Welche Stromtarif-Anbieter bieten eine API?

Wenn du Strompreise programmatisch abrufen willst, sind vor allem die Anbieter dynamischer Tarife interessant: Tibber, aWATTar und Ostrom stellen Entwickler-Schnittstellen bereit. Reicht dir der reine Börsenpreis, brauchst du gar keinen Anbieter – dafür gibt es öffentliche Markt-APIs.
Tibber bietet eine öffentliche GraphQL-API (developer.tibber.com), über die du Tarifpreise pro Stunde, deinen Verbrauch und – mit dem Tibber Pulse – Echtzeitdaten abrufst. aWATTar stellt eine schlanke REST-API bereit, die die stündlichen Preise für den Folgetag liefert. Ostrom bewirbt ebenfalls eine Entwickler-Schnittstelle für seinen dynamischen Tarif. Diese drei sind die üblichen Anlaufstellen, weil ihr Tarifmodell direkt am Börsenpreis hängt.

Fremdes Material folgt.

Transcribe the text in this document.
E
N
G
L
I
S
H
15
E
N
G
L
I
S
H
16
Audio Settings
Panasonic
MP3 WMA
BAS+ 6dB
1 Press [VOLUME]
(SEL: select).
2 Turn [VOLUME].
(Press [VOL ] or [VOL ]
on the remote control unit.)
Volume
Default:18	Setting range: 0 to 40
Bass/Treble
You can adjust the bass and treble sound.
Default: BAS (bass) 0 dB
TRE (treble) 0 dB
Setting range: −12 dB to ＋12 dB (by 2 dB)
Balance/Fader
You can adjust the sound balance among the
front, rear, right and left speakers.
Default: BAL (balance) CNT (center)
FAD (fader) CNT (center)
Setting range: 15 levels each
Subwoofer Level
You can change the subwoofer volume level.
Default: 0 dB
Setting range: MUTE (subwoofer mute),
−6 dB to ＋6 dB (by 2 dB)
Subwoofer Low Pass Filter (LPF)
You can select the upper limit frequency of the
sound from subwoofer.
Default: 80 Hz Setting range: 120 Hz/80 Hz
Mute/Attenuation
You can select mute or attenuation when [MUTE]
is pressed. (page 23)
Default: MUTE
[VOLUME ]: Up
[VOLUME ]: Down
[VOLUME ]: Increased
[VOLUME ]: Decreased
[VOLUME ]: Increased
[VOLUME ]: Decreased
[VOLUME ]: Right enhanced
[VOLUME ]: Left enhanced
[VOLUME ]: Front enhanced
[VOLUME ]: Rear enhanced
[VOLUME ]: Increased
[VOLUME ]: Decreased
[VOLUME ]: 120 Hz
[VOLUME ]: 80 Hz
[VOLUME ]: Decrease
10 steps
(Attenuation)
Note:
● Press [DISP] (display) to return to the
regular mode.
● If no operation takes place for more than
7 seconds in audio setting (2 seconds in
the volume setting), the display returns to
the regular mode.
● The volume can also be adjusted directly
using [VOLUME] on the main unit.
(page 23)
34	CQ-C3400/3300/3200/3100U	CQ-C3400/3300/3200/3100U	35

1) Anbieter wählen und dort einen API-Zugang/Token anfordern (bei Tibber im Developer-Portal, meist an einen bestehenden Vertrag gekoppelt). 2) Endpoint abfragen: Tibber per GraphQL-Query auf priceInfo (today/tomorrow), aWATTar per GET auf den marketdata-Endpoint. 3) Antwort ist JSON mit Zeitstempel und Preis je Stunde – daraus baust du Automationen, z. B. Verbraucher in günstige Fenster verschieben. Die Folgetagspreise stehen üblicherweise am Nachmittag zur Verfügung.

Wichtig ist der Unterschied: Eine Anbieter-API (Tibber, aWATTar, Ostrom) liefert deinen konkreten Tarifpreis inklusive Aufschlägen und oft auch deinen Verbrauch. Willst du nur den nackten Börsenpreis (Day-Ahead) ohne Vertrag, nutzt du die ENTSO-E Transparency Platform, die die Day-Ahead-Preise per API bereitstellt – die Grundlage, auf die sich alle dynamischen Tarife beziehen. aWATTars Marktdaten-Endpoint ist ebenfalls ohne Login nutzbar.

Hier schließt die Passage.